We also see that $a$ is congruent to $b$ modulo $m$ if their difference is a multiple of $m$:

Let $x, y \in \Z$.

$x$ is congruent to $y$ modulo $m$ if and only if their difference is an integer multiple of $m$:

$x \equiv y \pmod m \iff \exists k \in \Z: x - y = k m$

## Definition for Zero

$x \equiv y \pmod 0 \iff x \bmod 0 = y \bmod 0 \iff x = y$

and:

$x \equiv y \pmod 0 \iff \exists k \in \Z: x - y = 0 \times k = 0 \iff x = y$

## Residue

Let $a, b \in \Z$.

Let $a \equiv b \pmod m$.

Then $b$ is a residue of $a$ modulo $m$.

Residue is another word meaning remainder, and is any integer congruent to $a$ modulo $m$.

## Examples

### Congruence Modulo 1

Let $x \equiv y \pmod 1$ be defined on the integers as congruence modulo $1$:

$\forall x, y \in \Z: x \equiv y \pmod 1 \iff \exists k \in \Z: x - y = k$

That is, if their difference $x - y$ is an integer.

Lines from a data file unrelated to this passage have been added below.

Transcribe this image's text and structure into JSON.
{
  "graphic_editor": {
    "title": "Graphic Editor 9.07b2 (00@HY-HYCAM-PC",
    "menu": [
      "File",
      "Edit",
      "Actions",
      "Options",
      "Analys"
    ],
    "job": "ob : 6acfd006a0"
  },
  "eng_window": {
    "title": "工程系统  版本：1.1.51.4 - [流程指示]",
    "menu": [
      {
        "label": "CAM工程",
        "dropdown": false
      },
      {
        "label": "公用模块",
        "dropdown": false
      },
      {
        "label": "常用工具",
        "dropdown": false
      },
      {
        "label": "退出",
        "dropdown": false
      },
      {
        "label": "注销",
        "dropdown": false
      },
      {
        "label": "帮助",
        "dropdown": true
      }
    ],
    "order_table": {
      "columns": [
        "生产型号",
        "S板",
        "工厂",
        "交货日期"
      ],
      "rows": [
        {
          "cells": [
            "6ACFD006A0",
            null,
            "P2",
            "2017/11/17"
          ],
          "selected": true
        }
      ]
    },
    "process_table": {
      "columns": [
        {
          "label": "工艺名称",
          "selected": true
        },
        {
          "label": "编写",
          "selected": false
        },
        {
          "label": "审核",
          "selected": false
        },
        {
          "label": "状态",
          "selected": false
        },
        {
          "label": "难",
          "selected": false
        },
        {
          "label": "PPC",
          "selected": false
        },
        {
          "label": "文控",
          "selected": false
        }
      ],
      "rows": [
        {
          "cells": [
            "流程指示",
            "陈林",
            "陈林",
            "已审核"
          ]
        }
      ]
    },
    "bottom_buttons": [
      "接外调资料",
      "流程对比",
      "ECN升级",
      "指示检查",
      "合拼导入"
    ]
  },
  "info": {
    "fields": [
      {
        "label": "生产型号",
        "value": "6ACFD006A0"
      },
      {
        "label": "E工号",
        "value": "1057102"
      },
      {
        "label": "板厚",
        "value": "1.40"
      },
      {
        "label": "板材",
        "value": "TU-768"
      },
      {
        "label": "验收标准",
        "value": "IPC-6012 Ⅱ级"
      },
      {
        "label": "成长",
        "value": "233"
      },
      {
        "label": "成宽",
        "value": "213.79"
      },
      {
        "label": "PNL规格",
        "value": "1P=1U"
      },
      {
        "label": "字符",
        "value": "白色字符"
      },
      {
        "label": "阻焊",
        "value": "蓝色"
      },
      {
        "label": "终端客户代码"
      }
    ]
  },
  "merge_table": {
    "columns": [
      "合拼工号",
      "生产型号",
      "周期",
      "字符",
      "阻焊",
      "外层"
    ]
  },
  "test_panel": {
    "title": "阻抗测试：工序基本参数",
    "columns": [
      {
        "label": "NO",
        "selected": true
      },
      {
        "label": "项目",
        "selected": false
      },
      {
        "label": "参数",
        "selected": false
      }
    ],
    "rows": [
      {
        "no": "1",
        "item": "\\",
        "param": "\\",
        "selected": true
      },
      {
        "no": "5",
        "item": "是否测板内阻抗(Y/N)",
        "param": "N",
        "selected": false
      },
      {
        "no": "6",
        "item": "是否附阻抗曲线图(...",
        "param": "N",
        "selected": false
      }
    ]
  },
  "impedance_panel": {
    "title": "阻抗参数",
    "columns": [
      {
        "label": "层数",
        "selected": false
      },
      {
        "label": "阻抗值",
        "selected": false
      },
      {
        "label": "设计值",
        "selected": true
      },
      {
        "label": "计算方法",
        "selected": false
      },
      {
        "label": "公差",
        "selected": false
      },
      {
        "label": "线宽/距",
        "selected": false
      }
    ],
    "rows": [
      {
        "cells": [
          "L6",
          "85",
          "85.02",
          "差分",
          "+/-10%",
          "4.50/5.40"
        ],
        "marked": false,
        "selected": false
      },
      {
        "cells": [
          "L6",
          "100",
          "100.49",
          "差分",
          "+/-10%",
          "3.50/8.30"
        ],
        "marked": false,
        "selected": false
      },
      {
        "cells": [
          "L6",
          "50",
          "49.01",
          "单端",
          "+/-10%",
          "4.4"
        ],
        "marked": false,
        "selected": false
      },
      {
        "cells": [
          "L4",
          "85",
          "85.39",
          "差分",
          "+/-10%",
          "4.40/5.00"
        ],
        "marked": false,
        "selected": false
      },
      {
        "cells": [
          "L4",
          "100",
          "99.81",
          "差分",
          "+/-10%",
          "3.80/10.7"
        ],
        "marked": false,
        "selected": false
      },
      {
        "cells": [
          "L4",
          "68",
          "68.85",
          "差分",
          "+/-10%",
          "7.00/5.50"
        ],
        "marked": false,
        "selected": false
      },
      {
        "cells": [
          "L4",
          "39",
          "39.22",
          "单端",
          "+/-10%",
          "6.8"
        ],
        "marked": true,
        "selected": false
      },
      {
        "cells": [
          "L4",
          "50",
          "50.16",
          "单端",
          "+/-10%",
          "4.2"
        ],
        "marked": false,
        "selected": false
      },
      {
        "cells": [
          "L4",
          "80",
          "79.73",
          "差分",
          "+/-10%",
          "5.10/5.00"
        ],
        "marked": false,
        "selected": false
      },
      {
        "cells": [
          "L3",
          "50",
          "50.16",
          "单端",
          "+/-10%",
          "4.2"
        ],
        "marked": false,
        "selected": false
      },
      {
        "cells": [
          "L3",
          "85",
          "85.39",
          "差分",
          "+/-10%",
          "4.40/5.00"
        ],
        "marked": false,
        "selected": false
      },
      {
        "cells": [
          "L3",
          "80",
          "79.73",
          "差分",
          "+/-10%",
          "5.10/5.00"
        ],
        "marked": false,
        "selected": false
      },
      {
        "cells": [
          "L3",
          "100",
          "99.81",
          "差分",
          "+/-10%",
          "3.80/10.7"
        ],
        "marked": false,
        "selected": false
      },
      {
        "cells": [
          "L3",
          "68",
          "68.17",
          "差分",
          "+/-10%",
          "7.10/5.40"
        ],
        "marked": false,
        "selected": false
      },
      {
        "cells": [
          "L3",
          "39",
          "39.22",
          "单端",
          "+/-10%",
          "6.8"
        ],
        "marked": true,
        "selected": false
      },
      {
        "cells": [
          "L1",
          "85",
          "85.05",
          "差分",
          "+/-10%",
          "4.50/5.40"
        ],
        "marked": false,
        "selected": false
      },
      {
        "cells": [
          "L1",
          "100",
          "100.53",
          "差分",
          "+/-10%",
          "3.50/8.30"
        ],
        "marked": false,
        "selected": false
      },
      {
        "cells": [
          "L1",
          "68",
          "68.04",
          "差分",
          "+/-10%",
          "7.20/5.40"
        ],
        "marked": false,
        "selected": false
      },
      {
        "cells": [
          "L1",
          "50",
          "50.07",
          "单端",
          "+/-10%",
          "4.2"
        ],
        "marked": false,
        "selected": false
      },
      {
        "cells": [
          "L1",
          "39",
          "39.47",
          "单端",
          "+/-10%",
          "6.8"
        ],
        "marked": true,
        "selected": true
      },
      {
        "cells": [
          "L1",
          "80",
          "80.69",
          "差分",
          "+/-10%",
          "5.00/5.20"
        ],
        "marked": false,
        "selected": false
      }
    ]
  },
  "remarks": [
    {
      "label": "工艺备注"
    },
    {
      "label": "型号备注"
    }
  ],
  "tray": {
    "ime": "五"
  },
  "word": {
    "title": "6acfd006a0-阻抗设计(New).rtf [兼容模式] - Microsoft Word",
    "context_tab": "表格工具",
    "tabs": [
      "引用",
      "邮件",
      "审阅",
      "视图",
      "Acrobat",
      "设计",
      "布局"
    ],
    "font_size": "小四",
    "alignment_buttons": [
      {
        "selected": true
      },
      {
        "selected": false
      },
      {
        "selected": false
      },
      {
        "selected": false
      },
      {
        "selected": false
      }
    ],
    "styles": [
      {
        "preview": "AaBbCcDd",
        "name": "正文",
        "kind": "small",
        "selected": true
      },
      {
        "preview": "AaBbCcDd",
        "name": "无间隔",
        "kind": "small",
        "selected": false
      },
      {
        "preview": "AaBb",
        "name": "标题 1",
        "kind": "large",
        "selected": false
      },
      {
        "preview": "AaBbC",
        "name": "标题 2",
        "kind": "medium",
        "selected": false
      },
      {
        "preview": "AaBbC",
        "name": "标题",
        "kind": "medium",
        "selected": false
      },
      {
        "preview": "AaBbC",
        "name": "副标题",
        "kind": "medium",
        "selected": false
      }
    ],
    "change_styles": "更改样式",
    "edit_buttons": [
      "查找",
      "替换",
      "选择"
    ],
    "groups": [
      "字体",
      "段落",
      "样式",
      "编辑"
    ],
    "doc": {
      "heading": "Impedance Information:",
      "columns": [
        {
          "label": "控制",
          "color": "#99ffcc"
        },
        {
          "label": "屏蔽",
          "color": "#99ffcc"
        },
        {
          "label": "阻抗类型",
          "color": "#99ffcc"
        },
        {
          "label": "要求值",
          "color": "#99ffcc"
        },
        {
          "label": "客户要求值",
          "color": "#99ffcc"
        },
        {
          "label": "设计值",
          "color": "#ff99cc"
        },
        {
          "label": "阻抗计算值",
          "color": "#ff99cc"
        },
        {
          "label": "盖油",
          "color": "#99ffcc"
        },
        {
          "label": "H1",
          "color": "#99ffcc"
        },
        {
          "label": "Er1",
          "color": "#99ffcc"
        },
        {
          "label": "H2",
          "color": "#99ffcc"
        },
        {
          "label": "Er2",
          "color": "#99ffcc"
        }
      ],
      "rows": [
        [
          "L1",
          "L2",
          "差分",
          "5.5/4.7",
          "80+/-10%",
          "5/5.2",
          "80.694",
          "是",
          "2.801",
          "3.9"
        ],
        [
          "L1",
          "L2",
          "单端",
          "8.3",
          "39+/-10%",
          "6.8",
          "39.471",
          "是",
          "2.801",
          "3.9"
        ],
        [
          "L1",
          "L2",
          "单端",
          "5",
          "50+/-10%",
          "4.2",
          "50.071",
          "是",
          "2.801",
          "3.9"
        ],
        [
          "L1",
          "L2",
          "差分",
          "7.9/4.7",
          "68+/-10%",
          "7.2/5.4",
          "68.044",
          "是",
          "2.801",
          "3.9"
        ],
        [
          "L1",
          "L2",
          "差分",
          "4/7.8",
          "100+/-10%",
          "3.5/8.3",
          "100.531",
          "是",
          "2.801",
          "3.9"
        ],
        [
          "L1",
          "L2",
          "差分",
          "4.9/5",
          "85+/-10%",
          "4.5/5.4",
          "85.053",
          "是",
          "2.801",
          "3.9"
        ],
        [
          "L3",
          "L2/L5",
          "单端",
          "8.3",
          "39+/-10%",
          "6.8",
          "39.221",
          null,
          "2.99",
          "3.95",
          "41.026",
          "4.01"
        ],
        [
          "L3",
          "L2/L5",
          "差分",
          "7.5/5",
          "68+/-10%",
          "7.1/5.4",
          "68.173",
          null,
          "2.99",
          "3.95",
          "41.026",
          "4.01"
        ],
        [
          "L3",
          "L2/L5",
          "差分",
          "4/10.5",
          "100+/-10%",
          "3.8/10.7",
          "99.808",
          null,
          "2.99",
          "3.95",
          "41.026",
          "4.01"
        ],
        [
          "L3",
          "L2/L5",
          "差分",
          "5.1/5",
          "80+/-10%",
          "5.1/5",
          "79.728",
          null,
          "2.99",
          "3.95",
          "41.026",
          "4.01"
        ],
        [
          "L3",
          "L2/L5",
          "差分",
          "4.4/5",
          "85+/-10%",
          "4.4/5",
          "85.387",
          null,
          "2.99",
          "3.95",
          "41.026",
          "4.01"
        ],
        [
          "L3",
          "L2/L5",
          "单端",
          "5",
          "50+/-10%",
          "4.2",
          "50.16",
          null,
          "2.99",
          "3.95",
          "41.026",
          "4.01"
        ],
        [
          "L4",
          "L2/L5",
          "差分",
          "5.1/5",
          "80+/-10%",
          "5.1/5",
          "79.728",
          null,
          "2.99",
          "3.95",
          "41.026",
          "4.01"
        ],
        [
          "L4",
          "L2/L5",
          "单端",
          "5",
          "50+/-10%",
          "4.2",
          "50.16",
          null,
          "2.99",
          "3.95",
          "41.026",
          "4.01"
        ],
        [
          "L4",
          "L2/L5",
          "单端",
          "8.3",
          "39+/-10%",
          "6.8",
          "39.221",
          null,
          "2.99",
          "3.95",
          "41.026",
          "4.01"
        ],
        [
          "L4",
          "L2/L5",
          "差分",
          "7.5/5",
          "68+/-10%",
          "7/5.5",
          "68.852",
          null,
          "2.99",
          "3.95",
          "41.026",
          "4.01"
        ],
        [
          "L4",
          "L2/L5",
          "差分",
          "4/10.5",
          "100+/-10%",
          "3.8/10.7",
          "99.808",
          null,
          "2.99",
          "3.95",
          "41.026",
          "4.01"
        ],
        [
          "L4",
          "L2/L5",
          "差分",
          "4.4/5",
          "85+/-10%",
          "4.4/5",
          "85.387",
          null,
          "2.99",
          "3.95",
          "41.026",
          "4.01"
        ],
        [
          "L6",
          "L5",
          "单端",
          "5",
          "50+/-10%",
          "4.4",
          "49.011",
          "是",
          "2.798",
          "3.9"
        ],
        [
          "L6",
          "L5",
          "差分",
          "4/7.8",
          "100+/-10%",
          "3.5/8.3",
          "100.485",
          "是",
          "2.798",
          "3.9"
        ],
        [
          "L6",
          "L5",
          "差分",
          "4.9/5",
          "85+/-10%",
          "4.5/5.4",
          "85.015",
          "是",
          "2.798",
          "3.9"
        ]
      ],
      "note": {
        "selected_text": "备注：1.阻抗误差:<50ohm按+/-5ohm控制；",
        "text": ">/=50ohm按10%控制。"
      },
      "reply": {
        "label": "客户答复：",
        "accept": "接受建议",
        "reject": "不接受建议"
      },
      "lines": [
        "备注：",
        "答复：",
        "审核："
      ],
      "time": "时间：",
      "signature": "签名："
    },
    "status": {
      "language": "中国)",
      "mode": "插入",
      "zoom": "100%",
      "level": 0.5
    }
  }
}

The equivalence classes of this equivalence relation is the set of integers:

$\eqclass x 1 = \Z$

### Congruence Modulo 2

Let $x \equiv y \pmod 2$ be defined on the integers as congruence modulo $2$:

$\forall x, y \in \Z: x \equiv y \pmod 2 \iff \exists k \in \Z: x - y = 2 k$

That is, if their difference $x - y$ is an even integer.

The equivalence classes of this equivalence relation are of the form:

$\eqclass x 2 = \set {\dotsc, x - 4, x - 2, x, x + 2, x + 4, \dotsc}$

which are:

 $\displaystyle \eqclass 0 2$ $=$ $\displaystyle \set {\dotsc, -4, -2, 0, 2, 4, \dotsc}$ that is, the even integers $\displaystyle \eqclass 1 2$ $=$ $\displaystyle \set {\dotsc, -3, -1, 1, 3, 5, \dotsc}$ that is, the odd integers

Each equivalence class has exactly one representative in the set $\set {0, 1}$.

### Congruence Modulo 3

Let $x \mathrel \RR y$ be the equivalence relation defined on the integers as congruence modulo $3$:

$x \mathrel \RR y \iff x \equiv y \pmod 3$

defined as:

$\forall x, y \in \Z: x \equiv y \pmod 3 \iff \exists k \in \Z: x - y = 3 k$

That is, if their difference $x - y$ is a multiple of $3$.

The equivalence classes of this equivalence relation are of the form:

$\eqclass x 3 = \set {\dotsc, x - 6, x - 3, x, x + 3, x + 6, \dotsc}$

which are:

 $\displaystyle \eqclass 0 3$ $=$ $\displaystyle \set {\dotsc, -6, -3, 0, 3, 6, \dotsc}$ $\displaystyle \eqclass 1 3$ $=$ $\displaystyle \set {\dotsc, -5, -2, 1, 4, 7, \dotsc}$ $\displaystyle \eqclass 2 3$ $=$ $\displaystyle \set {\dotsc, -4, -1, 2, 5, 8, \dotsc}$

Thus the partition of $\Z$ induced by $\RR$ is:

$\Bbb S = \set {\eqclass 0 3, \eqclass 1 3, \eqclass 2 3}$

Each equivalence class has exactly one representative in the set $\set {0, 1, 2}$.

## Further Specific Examples

### Congruence Modulo $2$: $8 \equiv 2 \pmod 2$

$8 \equiv 2 \pmod 2$

### Congruence Modulo $2$: $8 \not \equiv 3 \pmod 2$

$8 \not \equiv 3 \pmod 2$

### Congruence Modulo $2$: $-3 \equiv -5 \pmod 2$

$-3 \equiv -5 \pmod 2$

### Congruence Modulo $3$: $12 \equiv 0 \pmod 3$

$12 \equiv 0 \pmod 3$

### Congruence Modulo $4$: $2 \equiv -6 \pmod 4$

$2 \equiv -6 \pmod 4$

### Congruence Modulo $4$: $3 \equiv 15 \pmod 4$

$3 \equiv 15 \pmod 4$

### Congruence Modulo $5$: $3 \equiv 18 \pmod 5$

$3 \equiv 18 \pmod 5$

### Congruence Modulo $5$: $13 \equiv 3 \pmod 5$

$13 \equiv 3 \pmod 5$

### Congruence Modulo $5$: $17 \equiv 12 \pmod 5$

$17 \equiv 12 \pmod 5$

### Congruence Modulo $6$: $-10 \equiv 8 \pmod 6$

$-10 \equiv 8 \pmod 6$

### Congruence Modulo $8$: $-2 \equiv 14 \pmod 8$

$-2 \equiv 14 \pmod 8$

## Notation

The relation $x$ is congruent to $y$ modulo $z$, usually denoted:

$x \equiv y \pmod z$

is also frequently seen denoted as:

$x \equiv y \ \paren {\mathop {\operatorname{modulo} } z}$

Some (usually older) sources render it as:

$x \equiv y \ \paren {\mathop {\operatorname{mod.} } z}$

## Also see

• Results about congruences can be found here.

## Historical Note

The concept of congruence modulo an integer was first explored by Carl Friedrich Gauss.

He originated the notation $a \equiv b \pmod m$ in his work Disquisitiones Arithmeticae, published in $1801$.

## Linguistic Note

The word modulo comes from the Latin for with modulus, that is, with measure.